Its new report says AI could boost global trade in goods and services by nearly 40 percent by 2040, but income growth in wealthier countries is projected to reach about 14 percent, compared to just 8 percent in poorer economies.
If developing nations manage to close even half of their digital infrastructure gap, the picture changes, with potential income growth climbing to around 15 percent.
But that will require major investments in internet access, reliable power, data centres, and digital skills, areas where many African countries, including Nigeria, still lag.
For ordinary Nigerians, the gap is easy to see. Only about half the population is online, data-centre capacity remains very limited, and AI investment is still a fraction of global spending.
Without stronger infrastructure and targeted policies, Nigeria risks being mostly a buyer of foreign-made AI products rather than a builder of homegrown solutions.
That could mean missed opportunities for young tech talents, small businesses, and even schools that might otherwise use AI tools to improve learning and productivity.

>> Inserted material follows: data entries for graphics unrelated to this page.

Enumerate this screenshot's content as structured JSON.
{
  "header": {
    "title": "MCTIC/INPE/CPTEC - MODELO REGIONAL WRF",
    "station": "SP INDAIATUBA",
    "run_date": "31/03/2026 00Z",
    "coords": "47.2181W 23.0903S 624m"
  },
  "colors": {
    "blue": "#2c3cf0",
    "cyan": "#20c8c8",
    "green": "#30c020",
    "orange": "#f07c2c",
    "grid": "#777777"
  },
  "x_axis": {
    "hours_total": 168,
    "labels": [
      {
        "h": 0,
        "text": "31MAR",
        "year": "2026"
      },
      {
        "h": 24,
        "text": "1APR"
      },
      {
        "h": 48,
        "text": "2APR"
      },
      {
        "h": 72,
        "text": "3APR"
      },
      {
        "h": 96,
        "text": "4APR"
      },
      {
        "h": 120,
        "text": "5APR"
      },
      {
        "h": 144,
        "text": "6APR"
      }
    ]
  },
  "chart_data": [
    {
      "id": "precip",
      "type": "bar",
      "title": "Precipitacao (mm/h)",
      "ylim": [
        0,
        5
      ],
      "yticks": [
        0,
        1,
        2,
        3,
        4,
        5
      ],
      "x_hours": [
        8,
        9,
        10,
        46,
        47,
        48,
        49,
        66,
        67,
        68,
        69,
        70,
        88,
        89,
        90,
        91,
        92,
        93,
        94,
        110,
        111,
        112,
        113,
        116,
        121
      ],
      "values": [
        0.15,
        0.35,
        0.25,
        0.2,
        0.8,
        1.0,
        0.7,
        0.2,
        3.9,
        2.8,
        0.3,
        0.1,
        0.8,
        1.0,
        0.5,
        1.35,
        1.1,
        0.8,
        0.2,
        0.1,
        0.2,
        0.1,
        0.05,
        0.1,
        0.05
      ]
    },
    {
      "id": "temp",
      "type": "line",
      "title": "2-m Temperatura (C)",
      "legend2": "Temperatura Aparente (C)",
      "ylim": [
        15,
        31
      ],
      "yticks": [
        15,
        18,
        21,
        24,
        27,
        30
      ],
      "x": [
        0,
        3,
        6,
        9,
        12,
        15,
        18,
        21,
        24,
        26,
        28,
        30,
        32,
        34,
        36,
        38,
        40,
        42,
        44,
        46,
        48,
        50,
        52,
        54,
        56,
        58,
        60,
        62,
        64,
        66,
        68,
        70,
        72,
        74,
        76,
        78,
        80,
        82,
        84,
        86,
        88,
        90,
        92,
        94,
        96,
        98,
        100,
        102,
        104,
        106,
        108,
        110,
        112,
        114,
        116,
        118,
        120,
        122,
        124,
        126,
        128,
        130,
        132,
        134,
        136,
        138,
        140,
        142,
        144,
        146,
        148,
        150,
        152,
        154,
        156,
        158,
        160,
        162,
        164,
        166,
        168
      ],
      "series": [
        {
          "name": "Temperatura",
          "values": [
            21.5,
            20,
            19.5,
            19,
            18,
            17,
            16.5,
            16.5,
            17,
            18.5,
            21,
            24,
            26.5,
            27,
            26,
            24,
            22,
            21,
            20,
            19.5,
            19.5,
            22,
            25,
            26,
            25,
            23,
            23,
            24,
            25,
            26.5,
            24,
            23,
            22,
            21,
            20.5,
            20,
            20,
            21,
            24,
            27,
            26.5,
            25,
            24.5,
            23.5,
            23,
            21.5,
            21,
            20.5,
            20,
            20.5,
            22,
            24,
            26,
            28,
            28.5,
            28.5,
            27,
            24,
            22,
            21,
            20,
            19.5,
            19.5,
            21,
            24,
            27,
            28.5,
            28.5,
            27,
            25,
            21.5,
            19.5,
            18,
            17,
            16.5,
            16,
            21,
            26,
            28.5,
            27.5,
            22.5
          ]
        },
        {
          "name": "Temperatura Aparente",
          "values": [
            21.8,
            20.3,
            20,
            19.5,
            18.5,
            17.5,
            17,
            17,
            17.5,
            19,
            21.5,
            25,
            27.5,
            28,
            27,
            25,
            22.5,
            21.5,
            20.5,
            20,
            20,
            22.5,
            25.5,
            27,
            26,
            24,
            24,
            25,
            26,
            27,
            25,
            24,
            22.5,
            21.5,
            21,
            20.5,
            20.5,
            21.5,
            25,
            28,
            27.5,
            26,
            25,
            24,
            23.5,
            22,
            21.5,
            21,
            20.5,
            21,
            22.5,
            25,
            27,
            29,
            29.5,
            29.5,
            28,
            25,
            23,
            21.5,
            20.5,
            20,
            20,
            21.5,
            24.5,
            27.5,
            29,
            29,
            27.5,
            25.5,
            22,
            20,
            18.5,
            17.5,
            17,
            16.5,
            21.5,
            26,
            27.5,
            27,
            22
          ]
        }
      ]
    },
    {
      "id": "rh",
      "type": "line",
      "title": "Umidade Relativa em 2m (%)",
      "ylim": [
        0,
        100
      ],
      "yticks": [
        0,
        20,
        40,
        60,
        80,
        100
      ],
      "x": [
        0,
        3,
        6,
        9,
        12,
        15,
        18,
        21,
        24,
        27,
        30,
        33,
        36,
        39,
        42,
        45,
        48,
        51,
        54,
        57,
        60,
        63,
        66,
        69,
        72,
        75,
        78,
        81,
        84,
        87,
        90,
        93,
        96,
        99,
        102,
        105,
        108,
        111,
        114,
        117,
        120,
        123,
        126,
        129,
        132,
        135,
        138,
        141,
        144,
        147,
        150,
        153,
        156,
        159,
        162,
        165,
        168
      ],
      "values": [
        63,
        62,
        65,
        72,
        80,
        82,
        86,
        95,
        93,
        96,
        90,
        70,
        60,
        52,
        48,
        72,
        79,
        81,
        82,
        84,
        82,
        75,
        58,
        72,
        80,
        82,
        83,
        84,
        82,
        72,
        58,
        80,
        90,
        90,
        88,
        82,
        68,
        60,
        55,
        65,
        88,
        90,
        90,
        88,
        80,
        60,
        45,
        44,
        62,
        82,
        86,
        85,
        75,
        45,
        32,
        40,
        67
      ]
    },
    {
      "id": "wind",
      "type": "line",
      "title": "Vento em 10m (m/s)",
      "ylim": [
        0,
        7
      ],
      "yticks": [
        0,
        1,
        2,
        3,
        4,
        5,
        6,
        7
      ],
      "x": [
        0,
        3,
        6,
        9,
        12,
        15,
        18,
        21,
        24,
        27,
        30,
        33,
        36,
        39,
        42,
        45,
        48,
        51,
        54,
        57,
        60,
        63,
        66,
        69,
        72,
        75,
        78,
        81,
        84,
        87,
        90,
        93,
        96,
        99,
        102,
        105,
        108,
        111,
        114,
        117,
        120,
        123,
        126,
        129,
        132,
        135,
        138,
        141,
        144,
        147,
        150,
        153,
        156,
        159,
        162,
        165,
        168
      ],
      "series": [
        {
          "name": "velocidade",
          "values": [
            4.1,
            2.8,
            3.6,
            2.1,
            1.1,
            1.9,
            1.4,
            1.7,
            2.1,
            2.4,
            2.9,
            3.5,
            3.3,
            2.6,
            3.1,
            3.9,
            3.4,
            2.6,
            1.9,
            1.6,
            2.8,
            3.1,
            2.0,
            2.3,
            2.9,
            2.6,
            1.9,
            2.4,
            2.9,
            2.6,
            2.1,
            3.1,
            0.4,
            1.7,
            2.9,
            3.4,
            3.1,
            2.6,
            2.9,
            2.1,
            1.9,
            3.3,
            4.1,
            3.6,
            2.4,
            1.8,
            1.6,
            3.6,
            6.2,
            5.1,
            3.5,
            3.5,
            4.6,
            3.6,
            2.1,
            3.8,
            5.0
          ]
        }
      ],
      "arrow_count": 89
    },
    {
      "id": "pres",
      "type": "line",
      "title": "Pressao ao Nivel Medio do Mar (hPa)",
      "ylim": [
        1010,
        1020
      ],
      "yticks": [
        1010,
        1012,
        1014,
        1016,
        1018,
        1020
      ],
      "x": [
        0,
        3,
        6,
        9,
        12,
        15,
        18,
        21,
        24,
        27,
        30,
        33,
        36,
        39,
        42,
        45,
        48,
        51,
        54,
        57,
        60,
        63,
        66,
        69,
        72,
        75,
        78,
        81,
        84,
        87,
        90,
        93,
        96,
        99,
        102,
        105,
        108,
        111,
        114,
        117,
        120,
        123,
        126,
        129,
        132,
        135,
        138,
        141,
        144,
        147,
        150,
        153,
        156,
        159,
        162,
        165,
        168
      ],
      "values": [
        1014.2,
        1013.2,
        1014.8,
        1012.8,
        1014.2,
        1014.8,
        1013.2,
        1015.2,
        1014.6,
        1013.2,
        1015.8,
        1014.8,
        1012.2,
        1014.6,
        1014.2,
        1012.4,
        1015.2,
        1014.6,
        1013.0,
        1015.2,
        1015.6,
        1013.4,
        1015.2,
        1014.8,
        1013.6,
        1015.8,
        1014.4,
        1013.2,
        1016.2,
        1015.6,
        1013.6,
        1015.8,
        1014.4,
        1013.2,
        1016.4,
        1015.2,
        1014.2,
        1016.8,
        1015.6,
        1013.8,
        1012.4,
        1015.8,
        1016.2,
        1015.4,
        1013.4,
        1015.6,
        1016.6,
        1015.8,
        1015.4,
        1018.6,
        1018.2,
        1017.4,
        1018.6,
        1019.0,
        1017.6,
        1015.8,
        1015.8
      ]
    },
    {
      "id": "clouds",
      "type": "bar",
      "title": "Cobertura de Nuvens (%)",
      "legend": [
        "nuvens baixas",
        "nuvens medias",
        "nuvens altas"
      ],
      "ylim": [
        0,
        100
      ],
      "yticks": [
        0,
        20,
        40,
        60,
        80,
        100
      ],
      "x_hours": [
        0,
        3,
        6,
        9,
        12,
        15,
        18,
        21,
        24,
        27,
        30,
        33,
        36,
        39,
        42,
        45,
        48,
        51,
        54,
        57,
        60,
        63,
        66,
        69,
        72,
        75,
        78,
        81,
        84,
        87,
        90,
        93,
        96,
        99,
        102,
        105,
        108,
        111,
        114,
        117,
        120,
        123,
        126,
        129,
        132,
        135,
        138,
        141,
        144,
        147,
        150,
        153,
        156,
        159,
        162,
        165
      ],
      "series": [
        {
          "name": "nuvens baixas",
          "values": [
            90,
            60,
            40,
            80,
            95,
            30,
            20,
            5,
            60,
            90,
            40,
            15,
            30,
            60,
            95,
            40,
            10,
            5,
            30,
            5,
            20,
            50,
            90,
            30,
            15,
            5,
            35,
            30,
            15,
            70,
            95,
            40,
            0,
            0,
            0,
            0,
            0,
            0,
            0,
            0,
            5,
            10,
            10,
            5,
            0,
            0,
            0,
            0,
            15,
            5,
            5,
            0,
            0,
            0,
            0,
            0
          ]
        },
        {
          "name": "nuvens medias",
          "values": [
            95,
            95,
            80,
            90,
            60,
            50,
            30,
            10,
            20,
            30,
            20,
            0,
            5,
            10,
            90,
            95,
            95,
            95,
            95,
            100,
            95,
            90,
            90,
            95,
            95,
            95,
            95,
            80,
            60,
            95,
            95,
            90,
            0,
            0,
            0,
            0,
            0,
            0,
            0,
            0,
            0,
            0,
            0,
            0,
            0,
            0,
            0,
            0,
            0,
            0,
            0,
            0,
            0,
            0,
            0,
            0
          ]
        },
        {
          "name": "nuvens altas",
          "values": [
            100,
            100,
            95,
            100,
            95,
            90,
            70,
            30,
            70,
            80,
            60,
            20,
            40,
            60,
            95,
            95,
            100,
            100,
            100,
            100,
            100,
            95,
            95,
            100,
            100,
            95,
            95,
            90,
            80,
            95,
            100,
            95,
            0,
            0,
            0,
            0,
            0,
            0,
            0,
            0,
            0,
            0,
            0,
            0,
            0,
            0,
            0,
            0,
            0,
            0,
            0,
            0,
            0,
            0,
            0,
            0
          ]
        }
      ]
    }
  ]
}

The WTO report also points to a wider structural problem, which is that most of the world’s computing power and chip production are controlled by a handful of companies in richer nations, making it harder for poorer countries to compete.
In Africa, the gap is even deeper, with the African Development Bank estimating that the continent faces an annual infrastructure financing shortfall of more than US$400 billion.
Okonjo-Iweala has urged governments not to ignore these risks.
She said investment in education, skills, and digital systems is essential if poorer nations are to benefit from AI’s opportunities instead of watching inequality grow wider.